Professor Newell is wary of offering up too many solutions at this stage, as too much is still up in the air, he says.

“There’s debate in the literature, for example, about whether having some climate anxiety is actually a useful thing to drive a healthy empathetic response and lead people to realise this is an urgent thing to act on,” he says.

“There was also an interesting exchange in Nature Climate Change last year between some researchers talking about the best strategies to deal with climate anxiety. One set of authors were arguing that we should be giving people personal strategies that might reduce their anxiety… concrete things like, ‘If you’re worried about getting flooded, you should put your belongings on a higher shelf.’

Health professionals and leaders have a unique role to play in advocating for climate solutions. The health community is uniquely trusted to talk about the health impacts of climate change, and the health benefits of climate solutions. – Lin Oke OAM

“And then other researchers were saying, ‘Well, that’s not really what it’s about. When people are explicitly expressing some sort of climate anxiety – say they live in a city [and are less likely to see climate disasters first-hand than those in rural/regional areas], they’re not necessarily expressing anxiety about the direct impact on them. They’re expressing a broader anxiety about what the impact is going to be on the wider society, on the natural world, on biodiversity. They might be worried about vulnerable people.”

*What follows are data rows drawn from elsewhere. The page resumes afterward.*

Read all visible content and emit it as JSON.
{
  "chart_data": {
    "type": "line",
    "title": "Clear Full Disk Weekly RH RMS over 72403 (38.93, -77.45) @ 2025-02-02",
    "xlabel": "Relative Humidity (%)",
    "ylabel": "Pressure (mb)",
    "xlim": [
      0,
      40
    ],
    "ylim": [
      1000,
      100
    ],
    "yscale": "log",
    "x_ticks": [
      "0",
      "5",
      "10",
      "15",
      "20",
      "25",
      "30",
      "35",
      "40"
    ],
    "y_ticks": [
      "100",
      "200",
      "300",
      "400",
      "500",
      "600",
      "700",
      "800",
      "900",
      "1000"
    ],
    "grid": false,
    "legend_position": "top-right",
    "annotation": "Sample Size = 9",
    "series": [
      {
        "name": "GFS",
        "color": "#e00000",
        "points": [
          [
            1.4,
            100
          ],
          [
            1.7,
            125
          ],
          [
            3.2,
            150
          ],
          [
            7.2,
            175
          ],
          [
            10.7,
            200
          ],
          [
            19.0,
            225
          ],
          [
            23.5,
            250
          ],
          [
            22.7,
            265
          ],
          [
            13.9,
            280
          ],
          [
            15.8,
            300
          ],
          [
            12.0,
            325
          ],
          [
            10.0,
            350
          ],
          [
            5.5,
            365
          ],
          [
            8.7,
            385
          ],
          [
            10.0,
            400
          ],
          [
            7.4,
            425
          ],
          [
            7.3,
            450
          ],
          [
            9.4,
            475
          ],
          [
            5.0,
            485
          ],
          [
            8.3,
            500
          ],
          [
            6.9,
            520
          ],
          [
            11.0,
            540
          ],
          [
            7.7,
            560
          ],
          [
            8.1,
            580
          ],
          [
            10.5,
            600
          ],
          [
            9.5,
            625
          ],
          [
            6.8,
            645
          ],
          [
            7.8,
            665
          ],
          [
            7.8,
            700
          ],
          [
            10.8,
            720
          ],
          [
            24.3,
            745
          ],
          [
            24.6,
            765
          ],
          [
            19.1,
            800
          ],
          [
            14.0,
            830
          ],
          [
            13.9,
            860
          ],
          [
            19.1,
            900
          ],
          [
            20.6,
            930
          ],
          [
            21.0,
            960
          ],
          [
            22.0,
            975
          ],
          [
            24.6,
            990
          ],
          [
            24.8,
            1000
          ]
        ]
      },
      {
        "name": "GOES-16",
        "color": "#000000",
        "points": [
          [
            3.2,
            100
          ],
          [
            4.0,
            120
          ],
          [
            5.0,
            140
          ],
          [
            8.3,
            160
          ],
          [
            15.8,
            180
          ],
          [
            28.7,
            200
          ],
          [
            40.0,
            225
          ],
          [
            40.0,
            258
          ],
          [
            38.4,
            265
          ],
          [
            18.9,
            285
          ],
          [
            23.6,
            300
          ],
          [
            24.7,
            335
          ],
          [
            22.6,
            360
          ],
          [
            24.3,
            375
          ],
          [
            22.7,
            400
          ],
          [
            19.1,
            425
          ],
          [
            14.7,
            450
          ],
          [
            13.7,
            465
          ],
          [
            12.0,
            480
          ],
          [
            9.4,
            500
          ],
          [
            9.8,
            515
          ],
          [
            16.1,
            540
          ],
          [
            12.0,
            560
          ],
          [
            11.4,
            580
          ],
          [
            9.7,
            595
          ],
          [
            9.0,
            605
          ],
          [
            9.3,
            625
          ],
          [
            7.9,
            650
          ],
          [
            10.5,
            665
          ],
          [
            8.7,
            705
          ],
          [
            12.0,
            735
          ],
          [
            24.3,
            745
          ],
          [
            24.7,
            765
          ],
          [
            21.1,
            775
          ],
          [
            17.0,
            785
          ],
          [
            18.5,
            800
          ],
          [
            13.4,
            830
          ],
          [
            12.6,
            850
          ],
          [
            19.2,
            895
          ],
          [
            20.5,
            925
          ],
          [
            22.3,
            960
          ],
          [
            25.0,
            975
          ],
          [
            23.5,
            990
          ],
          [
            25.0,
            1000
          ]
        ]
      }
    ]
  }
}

That’s not to say that individual interventions won’t help. In many instances, they could.

Oke refers to research which suggests the use of positive coping strategies such as “reducing their own footprint, becoming a voice for change, supporting their peers, and keeping away from maladaptive coping strategies, like avoidance or ‘doomisim.'”

“Health professionals and leaders have a unique role to play in advocating for climate solutions. The health community is uniquely trusted to talk about the health impacts of climate change, and the health benefits of climate solutions. If our communities understand that climate solutions mean cleaner air and water, healthier food, more peaceful societies and better health outcomes, then we’ve done our job!”

What needs to be done at a broader level

As part of its pre-budget submission, which outlines key pieces of advocacy work for the year ahead, the APS is calling for government investment to address these critical issues.

“In young people in particular, government inaction is a key driver of their climate-related anxieties, so the APS is working closely with the government to advise where the most impactful investments of money, time and energy can be made to have the most positive impact,” says Dr Davis-McCabe.